The Spice figures were published for Holyrood’s culture committee which held a session at the end of last week to examine the BBC’s annual report published in July.

“It is shocking that Scotland is still the poor relation in the UK with regard to BBC investment and expenditure, subsidising London to the tune of £101.1m last year. Our headcount [of employees] is lower even than Wales, which has barely half our population, at 2132 whole time equivalents, compared to Wales’ 2158,” Kenneth Gibson, an SNP MSP on the committee, told The National:

“Is it any wonder that, according to Ofcom’s annual report on the BBC published on October 25, only 52% of people in Scotland had a favourable overall impression of the BBC, compared to 64% of all UK adults.

“Clearly, a rebalancing is needed but it is slow progress. A new Scottish channel to launch early next year will have a budget of £32m but, as yet, no high quality drama commissioned to fill any of its five hours a day of broadcasting.”

He added: “BBC executives said they hoped to eventually increase the share of licence fee expenditure in Scotland to 80% of that raised, leaving us still well behind the other nations of the UK.

“This lack of ambition matters. TV production keeps talented people in Scotland, attracts more to work here and boosts the Scottish economy. I would urge the BBC to raise its sights higher – to 100%. Investing more in the new TV channel and committing to the delivery of high quality output would be a start.”

Joan McAlpine, the SNP MSP and the culture committee’s convener, pressed BBC board member Steve Morrison on the spending matter when she quizzed him last Thursday and asked why the situation was not improving. Morrison insisted the situation was getting better, and said that in 2015-16, the percentage of the licence fee spent in Scotland was 65.9% and that in 2018-19 it would be 76.7%. By the time the new channel has transmitted for a year, the percentage will be almost 80%, he added.

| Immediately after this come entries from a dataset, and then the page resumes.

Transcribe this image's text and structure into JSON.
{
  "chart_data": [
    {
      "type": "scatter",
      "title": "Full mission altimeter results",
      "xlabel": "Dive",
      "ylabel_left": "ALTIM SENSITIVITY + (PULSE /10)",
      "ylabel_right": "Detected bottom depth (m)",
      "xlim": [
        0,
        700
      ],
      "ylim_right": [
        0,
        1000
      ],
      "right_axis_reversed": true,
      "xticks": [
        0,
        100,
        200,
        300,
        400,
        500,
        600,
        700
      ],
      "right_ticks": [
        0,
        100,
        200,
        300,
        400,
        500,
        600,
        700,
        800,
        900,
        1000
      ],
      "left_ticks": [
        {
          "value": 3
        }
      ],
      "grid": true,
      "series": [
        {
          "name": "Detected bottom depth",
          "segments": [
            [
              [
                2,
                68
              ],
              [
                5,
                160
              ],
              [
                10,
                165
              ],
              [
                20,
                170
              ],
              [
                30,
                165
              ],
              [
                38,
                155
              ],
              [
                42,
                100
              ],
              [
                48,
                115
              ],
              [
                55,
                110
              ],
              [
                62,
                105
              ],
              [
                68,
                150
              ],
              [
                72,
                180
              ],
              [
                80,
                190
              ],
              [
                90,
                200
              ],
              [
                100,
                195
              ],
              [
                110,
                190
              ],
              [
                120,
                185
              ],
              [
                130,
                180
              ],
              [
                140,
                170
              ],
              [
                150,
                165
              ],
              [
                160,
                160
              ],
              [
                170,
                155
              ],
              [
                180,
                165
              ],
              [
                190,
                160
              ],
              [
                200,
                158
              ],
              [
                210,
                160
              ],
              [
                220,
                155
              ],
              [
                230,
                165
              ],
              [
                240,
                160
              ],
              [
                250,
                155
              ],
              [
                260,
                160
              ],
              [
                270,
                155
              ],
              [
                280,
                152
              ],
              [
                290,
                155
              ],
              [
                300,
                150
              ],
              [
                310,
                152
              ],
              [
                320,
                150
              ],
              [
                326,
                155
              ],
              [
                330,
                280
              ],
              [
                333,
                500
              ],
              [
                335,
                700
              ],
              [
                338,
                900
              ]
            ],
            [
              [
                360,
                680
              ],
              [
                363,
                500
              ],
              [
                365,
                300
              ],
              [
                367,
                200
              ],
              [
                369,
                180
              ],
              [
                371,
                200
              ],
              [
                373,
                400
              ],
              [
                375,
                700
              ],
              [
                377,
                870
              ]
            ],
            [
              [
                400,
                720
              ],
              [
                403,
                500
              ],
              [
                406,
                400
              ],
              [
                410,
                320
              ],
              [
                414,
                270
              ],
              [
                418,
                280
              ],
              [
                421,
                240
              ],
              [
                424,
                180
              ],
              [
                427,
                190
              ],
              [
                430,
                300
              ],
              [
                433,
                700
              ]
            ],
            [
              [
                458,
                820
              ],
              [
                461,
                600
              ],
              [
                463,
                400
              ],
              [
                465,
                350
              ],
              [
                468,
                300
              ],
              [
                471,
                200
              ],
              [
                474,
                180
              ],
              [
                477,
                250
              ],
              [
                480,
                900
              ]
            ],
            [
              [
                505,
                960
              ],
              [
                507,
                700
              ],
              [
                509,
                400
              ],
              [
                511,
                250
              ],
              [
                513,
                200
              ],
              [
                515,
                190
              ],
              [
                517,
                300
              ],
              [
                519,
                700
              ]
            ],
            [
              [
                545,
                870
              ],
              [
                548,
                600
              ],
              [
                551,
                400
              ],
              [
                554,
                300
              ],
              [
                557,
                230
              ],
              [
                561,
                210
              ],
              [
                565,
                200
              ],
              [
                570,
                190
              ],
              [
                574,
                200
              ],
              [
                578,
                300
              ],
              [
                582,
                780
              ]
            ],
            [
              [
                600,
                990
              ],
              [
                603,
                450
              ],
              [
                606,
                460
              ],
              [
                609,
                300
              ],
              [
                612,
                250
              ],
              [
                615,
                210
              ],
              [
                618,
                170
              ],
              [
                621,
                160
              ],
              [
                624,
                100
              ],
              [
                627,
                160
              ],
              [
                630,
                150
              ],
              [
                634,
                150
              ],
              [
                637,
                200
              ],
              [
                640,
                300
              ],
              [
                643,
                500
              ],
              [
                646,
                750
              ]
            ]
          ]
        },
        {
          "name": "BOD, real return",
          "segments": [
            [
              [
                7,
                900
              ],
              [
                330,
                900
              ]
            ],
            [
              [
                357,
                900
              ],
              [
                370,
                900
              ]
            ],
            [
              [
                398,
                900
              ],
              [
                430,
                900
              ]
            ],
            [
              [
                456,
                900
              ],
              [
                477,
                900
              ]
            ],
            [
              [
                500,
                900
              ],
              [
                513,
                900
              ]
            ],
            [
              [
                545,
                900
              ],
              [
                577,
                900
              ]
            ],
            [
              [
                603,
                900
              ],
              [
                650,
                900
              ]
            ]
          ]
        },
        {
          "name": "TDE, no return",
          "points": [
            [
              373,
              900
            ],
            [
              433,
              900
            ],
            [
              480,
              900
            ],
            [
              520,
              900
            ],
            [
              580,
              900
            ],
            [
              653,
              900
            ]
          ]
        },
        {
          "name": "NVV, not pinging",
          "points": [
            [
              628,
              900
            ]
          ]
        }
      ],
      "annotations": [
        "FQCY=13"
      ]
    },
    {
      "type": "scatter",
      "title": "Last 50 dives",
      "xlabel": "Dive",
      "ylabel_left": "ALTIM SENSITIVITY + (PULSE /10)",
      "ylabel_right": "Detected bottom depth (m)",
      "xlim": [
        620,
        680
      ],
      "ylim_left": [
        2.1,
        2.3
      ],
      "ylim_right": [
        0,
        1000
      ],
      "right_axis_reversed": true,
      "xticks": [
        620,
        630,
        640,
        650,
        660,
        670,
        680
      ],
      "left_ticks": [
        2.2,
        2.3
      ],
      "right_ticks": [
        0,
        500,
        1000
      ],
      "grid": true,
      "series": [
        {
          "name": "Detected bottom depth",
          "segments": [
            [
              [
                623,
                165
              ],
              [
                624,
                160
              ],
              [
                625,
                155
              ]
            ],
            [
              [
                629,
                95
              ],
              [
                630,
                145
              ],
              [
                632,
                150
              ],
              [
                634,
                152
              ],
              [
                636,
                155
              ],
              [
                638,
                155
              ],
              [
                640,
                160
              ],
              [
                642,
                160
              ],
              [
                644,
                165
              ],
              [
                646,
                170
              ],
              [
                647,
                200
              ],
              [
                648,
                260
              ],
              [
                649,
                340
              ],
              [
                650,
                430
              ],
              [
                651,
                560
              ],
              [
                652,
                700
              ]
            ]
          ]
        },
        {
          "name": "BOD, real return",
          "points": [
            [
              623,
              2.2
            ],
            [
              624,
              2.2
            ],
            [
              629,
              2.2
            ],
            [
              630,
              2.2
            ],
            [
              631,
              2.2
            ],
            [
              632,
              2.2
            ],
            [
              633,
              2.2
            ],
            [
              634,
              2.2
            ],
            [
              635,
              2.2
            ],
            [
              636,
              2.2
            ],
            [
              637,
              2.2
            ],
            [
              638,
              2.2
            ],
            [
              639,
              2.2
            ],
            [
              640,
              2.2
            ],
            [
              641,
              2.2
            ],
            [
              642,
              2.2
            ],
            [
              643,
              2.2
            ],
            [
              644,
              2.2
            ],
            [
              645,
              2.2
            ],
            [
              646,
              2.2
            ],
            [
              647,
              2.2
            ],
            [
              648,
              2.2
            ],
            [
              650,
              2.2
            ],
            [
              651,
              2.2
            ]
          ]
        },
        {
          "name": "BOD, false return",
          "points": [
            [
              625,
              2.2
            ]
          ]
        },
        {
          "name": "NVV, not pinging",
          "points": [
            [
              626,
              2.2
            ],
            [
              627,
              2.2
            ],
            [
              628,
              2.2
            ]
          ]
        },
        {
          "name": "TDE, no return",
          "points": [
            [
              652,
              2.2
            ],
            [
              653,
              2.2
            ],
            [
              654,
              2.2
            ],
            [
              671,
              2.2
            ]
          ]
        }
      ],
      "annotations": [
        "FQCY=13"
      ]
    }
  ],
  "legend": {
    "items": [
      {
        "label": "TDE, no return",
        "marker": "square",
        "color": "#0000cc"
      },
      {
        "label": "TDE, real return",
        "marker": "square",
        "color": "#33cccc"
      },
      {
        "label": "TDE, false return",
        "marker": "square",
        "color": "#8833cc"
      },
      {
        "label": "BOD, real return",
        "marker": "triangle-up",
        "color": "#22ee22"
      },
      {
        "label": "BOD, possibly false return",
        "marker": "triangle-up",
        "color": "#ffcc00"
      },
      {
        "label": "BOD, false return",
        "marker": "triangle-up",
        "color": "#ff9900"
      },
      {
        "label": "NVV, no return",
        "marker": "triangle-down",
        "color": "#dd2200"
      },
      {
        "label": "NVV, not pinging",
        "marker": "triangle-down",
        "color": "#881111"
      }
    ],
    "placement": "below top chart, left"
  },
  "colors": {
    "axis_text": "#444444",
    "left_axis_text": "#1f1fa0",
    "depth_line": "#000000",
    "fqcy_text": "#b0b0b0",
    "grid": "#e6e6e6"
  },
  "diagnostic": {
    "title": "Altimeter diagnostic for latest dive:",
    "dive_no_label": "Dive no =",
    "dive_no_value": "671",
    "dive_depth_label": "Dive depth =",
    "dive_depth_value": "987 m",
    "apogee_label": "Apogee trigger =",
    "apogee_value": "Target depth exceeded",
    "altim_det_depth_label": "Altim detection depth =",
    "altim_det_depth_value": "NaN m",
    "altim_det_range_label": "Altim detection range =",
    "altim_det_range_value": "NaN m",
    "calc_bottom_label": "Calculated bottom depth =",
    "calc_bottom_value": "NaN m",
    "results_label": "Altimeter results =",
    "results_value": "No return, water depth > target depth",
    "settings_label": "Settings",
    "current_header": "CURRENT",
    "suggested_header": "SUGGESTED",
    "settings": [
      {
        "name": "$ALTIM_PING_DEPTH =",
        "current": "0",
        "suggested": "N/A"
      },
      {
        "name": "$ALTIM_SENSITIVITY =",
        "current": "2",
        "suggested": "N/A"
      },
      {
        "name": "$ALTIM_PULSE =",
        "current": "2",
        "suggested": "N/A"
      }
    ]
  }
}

McAlpine asked Morrison why the percentage spend figure for Scotland was 68.8% and for Wales is 92.3%. He said Wales had been chosen by the BBC as a “federal centre for drama” with network programmes such as Casualty, Doctor Who and Sherlock all produced out of Cardiff.

Morrison added he believed Scotland should contribute towards funding the coverage of major network programmes such as Blue Planet as well as international newsgathering. “I think people in Scotland appreciate big national and international services and programmes such as the BBC World Service and Blue Planet. None of those programmes count in the funny way in which programme hours are calculated, even if, as in the case of the European athletics championships, half of the programmes were actually produced in Scotland. We have to allow for certain major programmes to be funded throughout the UK, which includes Scottish participation.”

A BBC Scotland spokesman said: “Network television spend in Scotland continues to exceed the 8% target set by Ofcom and we are anticipating an increase in the next financial year. There was a reduction in value after some programming aired outside the financial year in question due to schedule changes and as a result they were not included in those accounts. The money had been spent but could not be counted until the programmes had been broadcast. The next financial report is expected to show a rise with dramas such as the acclaimed The Cry being included.”

He added the new channel would “feature a broader range of compelling content reflecting modern Scotland will also be part of the increased amount of licence fee spend” and at the end of the first financial year accounts should show around 80% of the licence fee collected in Scotland will have been spent here. He said increased investment would create around 270 new posts, adding programmes from Scotland, such as Scotland’s home games at the Six Nations, were not formally recorded as BBC spend in Scotland.